Corriere 17.10.16
Conlon: la mia musica classica nata dai migranti di Ellis Island
Il direttore Usa guida l’Orchestra Sinfonica Rai: fiero delle origini italiane
intervista di Valerio Cappelli
«Sono
nato e cresciuto nella New York degli Anni 50 — racconta James Conlon —
da una famiglia cattolica con origini irlandesi, tedesche e italiane.
Ero il quarto di cinque figli, soldi a casa pochi. Il mio bisnonno,
Giuseppe di Grazia, era musicista come me, veniva da Calvello, un
paesino della Basilicata». Dopo l’incarico stabile all’Opera di Los
Angeles (dove nel 2010 ha diretto il primo completo Ring di Wagner) da
giovedì sarà anche direttore principale dell’Orchestra Sinfonica
Nazionale della Rai di Torino: due Quinte Sinfonie (Schubert e Mahler),
concerto in diretta su Rai5.
Le sue radici italiane?
«Si
sono rafforzate quando mi sono innamorato della musica. Una volta a un
ristorante non sapevo come si dicesse coltello e ho chiesto un pugnale,
pensando al Rigoletto : Io la lingua, egli ha un pugnale ...». Risero
tutti. Ho capito che era il momento di studiare l’italiano. Da ragazzo
dovevo darmi da fare, quanti libri ho letto alla Biblioteca pubblica di
New York. Come molti in quella città, eravamo discendenti della grande
ondata migratoria dell’800 che veniva selezionata a Ellis Island.
Ricordo tanti musicisti ambulanti, e ricordo le tavolate di parenti, mio
padre parlava di storia e politica, aveva partecipato allo sbarco in
Normandia, era attivista di diritti civili, una volta mi portò a sentire
un discorso di Martin Luther King: mi diede la mano e ne rimasi
impressionato».
E la musica?
«In casa c’era un piano che
nessuno suonava, cominciai a prendere lezioni, cantavo in un coro e
pensavo che sarei diventato cantante. Ma a 13 anni decisi che il futuro
era il podio. A New York erano gli anni di Bernstein. Nel 1970 la
Juilliard Orchestra fu invitata a Spoleto. Andai con loro come
assistente direttore. L’anno seguente in quel festival col Boris Godunov
feci il mio debutto assoluto in un’opera».
Alla scuola Juilliard incontrò Maria Callas.
«Partecipai
alle sue master class. Ero intimidito, non riuscii a rivolgerle la
parola. Lei era precisa, professionale e incoraggiava chi lo meritava.
Anni dopo in un corridoio della scuola mi chiamò maestro, ribattei di
chiamarmi James.
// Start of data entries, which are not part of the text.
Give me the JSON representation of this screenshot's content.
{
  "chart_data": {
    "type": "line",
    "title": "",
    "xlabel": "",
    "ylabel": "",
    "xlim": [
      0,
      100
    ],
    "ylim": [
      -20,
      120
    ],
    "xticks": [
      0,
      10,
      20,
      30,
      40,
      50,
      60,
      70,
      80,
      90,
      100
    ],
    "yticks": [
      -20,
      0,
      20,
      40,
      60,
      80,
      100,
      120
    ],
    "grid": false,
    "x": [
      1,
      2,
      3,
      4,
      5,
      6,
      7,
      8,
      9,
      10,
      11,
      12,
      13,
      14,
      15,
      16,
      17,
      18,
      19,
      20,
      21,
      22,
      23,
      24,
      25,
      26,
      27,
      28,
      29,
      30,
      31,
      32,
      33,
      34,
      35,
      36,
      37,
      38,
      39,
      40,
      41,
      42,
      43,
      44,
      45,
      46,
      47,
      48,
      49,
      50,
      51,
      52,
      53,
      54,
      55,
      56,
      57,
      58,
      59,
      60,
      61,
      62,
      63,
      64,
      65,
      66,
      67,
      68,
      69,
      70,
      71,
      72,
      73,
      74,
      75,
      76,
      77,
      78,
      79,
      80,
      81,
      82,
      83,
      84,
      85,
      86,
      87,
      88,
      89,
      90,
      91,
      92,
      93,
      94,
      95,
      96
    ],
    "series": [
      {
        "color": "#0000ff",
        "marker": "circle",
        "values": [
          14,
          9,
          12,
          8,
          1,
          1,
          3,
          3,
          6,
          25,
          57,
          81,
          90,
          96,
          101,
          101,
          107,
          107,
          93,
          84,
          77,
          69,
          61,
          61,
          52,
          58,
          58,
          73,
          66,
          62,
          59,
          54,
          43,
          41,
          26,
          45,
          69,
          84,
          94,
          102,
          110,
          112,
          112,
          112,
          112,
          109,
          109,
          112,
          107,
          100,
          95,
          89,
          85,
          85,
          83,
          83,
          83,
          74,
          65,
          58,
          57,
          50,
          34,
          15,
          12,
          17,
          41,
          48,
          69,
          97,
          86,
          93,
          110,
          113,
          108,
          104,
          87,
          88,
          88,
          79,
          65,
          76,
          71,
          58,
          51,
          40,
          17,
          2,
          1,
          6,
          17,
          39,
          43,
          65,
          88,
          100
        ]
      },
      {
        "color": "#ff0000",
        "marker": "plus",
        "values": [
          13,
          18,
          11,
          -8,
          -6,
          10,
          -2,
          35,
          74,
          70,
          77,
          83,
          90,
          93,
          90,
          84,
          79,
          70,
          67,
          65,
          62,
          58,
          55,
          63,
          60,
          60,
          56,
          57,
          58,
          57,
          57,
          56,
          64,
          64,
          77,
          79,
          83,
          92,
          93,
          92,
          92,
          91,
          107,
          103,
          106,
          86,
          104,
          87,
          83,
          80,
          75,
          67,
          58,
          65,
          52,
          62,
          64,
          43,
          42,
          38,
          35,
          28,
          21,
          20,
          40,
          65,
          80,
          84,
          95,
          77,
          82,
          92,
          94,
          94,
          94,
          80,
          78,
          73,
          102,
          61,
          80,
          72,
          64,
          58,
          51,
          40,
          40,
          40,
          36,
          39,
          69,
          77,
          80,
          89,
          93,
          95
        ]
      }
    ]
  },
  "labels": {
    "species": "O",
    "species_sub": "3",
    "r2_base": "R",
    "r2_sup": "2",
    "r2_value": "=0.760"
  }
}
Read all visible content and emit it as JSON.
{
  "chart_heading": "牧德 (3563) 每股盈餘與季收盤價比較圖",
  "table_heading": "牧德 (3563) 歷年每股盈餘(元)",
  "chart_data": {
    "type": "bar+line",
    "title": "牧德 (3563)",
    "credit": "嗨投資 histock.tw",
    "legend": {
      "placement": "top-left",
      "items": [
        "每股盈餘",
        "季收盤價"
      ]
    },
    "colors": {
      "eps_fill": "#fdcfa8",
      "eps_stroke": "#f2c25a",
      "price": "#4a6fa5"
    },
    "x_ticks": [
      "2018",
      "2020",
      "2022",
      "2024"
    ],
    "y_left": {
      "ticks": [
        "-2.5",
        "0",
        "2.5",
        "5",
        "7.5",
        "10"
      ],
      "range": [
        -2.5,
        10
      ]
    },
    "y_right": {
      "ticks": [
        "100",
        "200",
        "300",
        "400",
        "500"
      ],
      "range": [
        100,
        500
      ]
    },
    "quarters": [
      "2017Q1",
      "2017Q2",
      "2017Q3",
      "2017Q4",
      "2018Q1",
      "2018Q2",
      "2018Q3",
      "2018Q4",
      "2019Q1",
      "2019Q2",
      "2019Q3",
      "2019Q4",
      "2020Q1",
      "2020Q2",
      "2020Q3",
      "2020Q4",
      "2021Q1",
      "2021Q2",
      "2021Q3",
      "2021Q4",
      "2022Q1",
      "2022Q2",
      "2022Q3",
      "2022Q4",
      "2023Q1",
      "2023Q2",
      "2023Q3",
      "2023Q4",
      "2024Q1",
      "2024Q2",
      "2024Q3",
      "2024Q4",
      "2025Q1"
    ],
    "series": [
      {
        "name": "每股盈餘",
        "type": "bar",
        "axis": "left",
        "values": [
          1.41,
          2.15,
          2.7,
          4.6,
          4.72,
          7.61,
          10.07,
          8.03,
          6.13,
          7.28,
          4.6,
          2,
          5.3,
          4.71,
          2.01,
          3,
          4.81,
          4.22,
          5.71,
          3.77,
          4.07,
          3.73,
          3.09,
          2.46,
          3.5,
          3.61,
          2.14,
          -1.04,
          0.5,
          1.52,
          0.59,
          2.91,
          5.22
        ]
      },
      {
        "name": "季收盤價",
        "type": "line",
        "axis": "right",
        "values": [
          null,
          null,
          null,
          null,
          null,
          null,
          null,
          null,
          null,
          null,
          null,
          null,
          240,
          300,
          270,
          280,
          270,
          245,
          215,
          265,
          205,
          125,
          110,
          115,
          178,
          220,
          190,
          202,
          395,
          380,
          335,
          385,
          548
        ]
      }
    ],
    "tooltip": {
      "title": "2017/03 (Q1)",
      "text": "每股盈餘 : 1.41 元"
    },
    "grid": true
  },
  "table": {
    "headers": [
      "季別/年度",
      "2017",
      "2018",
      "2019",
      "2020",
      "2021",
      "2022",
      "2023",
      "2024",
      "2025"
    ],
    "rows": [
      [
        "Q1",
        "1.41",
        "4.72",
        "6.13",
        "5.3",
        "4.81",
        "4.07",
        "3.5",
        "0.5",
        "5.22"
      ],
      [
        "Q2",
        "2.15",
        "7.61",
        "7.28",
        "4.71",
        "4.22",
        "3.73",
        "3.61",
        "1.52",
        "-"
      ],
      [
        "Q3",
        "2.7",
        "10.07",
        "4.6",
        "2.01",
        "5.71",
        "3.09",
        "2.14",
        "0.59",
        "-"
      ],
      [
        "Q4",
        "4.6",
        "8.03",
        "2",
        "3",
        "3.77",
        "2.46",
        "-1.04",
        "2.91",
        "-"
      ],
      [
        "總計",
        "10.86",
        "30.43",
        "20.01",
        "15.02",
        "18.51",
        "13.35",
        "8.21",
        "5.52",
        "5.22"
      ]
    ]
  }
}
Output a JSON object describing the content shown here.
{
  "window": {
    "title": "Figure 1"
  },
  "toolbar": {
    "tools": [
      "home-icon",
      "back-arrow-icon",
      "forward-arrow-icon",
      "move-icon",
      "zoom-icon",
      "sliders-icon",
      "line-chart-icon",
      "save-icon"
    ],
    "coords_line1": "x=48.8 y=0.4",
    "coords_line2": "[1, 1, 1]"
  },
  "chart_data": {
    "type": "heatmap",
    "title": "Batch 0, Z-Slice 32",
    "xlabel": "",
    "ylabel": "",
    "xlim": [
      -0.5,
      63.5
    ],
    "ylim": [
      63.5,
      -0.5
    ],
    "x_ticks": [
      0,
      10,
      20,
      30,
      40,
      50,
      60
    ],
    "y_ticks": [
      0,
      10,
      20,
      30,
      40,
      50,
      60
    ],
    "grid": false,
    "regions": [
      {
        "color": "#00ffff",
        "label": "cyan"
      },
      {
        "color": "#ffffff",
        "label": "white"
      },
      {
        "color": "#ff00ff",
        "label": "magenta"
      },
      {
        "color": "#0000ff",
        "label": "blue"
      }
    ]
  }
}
E lei: no, quando si dirige come te, sei un maestro.
Capii che potevo fare questo mestiere. Sono stato fortunato a conoscere
lei, James Levine e il meno conosciuto Dick Marzollo, che fu assistente
di Toscanini e aveva lavorato con Mascagni. Ho avuto il privilegio di
lavorare con Strehler e Tito Gobbi. Nella musica sono italo-americano al
cento percento».
Nei concerti dà spazio a compositori perseguitati dal nazismo.
«Dopo
il ‘45 ci furono omissioni da chi suonava o insegnava, era parte del
lascito delle atrocità commesse dai nazisti che ridussero al silenzio
due generazioni di musicisti, molti dei quali internati a Terezín.
Eppure la loro musica è sopravvissuta e rivela i fermenti culturali del
loro tempo. Il cliché secondo cui nessun capolavoro è andato perduto
rivela la nostra ignoranza. È un buco nella nostra conoscenza, e di
sicuro a Torino li proporrò. Se Zemlinsky, Korngold e Schreker sono
noti, potrei aggiungere Ullmann, Haas, Hartmann, Schulhoff».
A Los Angeles è solito parlare prima di raggiungere il podio.
«Parlo
per un’ora nel foyer del teatro. L’audience è cresciuta, la gente vuole
capire il contesto in cui la musica è nata e così sopperiamo alla
mancanza di educazione artistica nelle scuole».